Picasso had written the play three years earlier, beginning, as he recorded in a notebook, on the evening of January 14, 1941, and, in the tradition of surrealist automatic writing, finishing it three days later. Reminiscent of 1920s avant-garde theater, the play revolved around deprivation and indulgence, or more specifically hunger and sex. Michel Leiris, who had selected the cast, played the lead role of Big Foot. Sartre was The Round End; Raymond Queneau, The Onion; and Jacques-Laurent Bost, Silence. Simone de Beauvoir played The Cousin, while publisher Jean Aubier was The Curtains.
When Gertrude Stein had read the script, she suggested that Picasso stick to painting. But the photographer Gyula Halász, better known as Brassaï, after his native Transylvanian village of Brassó, thought otherwise. He praised Picasso’s virtuosity, comparing the composition style to a “verbal trance [that] gave free rein to dreams, obsessions, unavowed desires, comical connections between ideas and words, everyday banalities, the absurd.” This play, he added, displayed the painter’s “humor and inexhaustible spirit of invention … in their pure state.”

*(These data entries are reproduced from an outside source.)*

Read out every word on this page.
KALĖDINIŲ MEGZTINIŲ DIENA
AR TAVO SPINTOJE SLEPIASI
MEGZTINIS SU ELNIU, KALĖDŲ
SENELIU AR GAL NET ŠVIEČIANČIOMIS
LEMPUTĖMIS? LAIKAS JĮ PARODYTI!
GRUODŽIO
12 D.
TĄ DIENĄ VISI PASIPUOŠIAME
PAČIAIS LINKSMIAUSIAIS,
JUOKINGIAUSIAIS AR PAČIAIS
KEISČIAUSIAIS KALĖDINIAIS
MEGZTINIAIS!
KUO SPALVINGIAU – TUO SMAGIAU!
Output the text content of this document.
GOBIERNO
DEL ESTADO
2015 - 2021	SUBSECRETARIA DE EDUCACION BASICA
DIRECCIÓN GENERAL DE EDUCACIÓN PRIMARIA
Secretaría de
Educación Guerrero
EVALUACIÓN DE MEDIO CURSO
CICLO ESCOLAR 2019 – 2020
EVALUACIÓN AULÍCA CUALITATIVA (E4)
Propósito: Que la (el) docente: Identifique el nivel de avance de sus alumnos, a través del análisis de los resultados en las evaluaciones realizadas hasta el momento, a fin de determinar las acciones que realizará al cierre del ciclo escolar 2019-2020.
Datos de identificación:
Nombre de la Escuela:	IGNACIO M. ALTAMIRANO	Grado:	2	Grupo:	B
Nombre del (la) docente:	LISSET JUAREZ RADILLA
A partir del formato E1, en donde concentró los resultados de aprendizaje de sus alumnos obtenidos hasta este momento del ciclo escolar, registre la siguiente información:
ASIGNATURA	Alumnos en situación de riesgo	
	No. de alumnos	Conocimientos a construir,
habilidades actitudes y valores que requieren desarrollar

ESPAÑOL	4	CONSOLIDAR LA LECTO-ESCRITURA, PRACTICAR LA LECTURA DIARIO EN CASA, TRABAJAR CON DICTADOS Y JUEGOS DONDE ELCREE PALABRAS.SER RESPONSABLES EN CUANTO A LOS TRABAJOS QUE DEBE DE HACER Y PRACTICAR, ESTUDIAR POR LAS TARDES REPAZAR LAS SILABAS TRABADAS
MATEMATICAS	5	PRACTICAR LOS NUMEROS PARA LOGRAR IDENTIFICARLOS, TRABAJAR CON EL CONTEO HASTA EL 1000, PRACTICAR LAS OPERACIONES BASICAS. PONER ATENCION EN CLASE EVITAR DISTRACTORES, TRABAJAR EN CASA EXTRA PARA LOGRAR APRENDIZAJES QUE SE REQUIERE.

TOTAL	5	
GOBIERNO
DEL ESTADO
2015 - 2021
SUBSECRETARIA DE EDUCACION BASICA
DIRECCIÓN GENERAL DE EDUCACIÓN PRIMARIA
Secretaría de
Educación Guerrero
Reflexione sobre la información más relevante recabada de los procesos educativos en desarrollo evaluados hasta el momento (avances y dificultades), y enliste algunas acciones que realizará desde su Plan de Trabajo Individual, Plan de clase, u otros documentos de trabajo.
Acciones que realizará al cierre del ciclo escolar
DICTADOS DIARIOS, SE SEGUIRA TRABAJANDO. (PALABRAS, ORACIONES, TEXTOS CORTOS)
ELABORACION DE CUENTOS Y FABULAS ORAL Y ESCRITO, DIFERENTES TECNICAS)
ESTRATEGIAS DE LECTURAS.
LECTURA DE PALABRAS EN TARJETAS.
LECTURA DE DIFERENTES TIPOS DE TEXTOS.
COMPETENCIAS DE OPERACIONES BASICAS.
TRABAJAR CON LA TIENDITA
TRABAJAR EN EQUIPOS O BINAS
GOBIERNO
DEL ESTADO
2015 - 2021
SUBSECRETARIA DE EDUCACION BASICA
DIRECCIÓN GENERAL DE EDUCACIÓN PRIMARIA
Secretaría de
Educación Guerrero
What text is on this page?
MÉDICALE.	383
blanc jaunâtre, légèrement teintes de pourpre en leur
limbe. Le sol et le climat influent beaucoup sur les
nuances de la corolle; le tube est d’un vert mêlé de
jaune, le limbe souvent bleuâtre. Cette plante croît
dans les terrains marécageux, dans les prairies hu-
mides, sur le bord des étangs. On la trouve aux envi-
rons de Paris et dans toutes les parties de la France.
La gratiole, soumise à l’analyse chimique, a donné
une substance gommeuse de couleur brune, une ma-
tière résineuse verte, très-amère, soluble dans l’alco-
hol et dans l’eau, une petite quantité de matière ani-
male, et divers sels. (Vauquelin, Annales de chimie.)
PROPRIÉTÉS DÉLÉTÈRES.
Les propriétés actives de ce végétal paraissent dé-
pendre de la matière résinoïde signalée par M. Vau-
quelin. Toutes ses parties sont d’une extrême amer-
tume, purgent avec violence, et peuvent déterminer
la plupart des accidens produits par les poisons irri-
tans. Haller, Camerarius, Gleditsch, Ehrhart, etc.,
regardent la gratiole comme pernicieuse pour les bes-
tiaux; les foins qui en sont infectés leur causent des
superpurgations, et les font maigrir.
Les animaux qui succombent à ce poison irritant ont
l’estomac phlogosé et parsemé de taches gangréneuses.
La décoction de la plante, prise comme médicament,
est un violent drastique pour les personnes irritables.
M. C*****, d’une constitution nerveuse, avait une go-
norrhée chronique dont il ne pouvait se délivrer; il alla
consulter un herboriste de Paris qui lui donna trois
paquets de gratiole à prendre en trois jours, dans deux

The audience, filled with painters, writers, playwrights, surrealists, and even Argentine millionaires, seemed to agree. They applauded loudly and congratulated Picasso on his success. Afterward, the cast and audience retired for a celebration, fueled by wine and desserts, including a chocolate cake brought by the Argentines.
As the play ended at about eleven, just before that night’s curfew, Leiris had invited the cast and several friends to stay the night. They sang, listened to jazz records, and admired Sartre playing the piano. Camus and the host acted out various scenes, enhanced in part with wine served warm with cinnamon. The party ended at five in the morning. Simone de Beauvoir was overjoyed: “A year before we would never have dreamed of gathering together like this and having a noisy, frivolous party that went on for hours.”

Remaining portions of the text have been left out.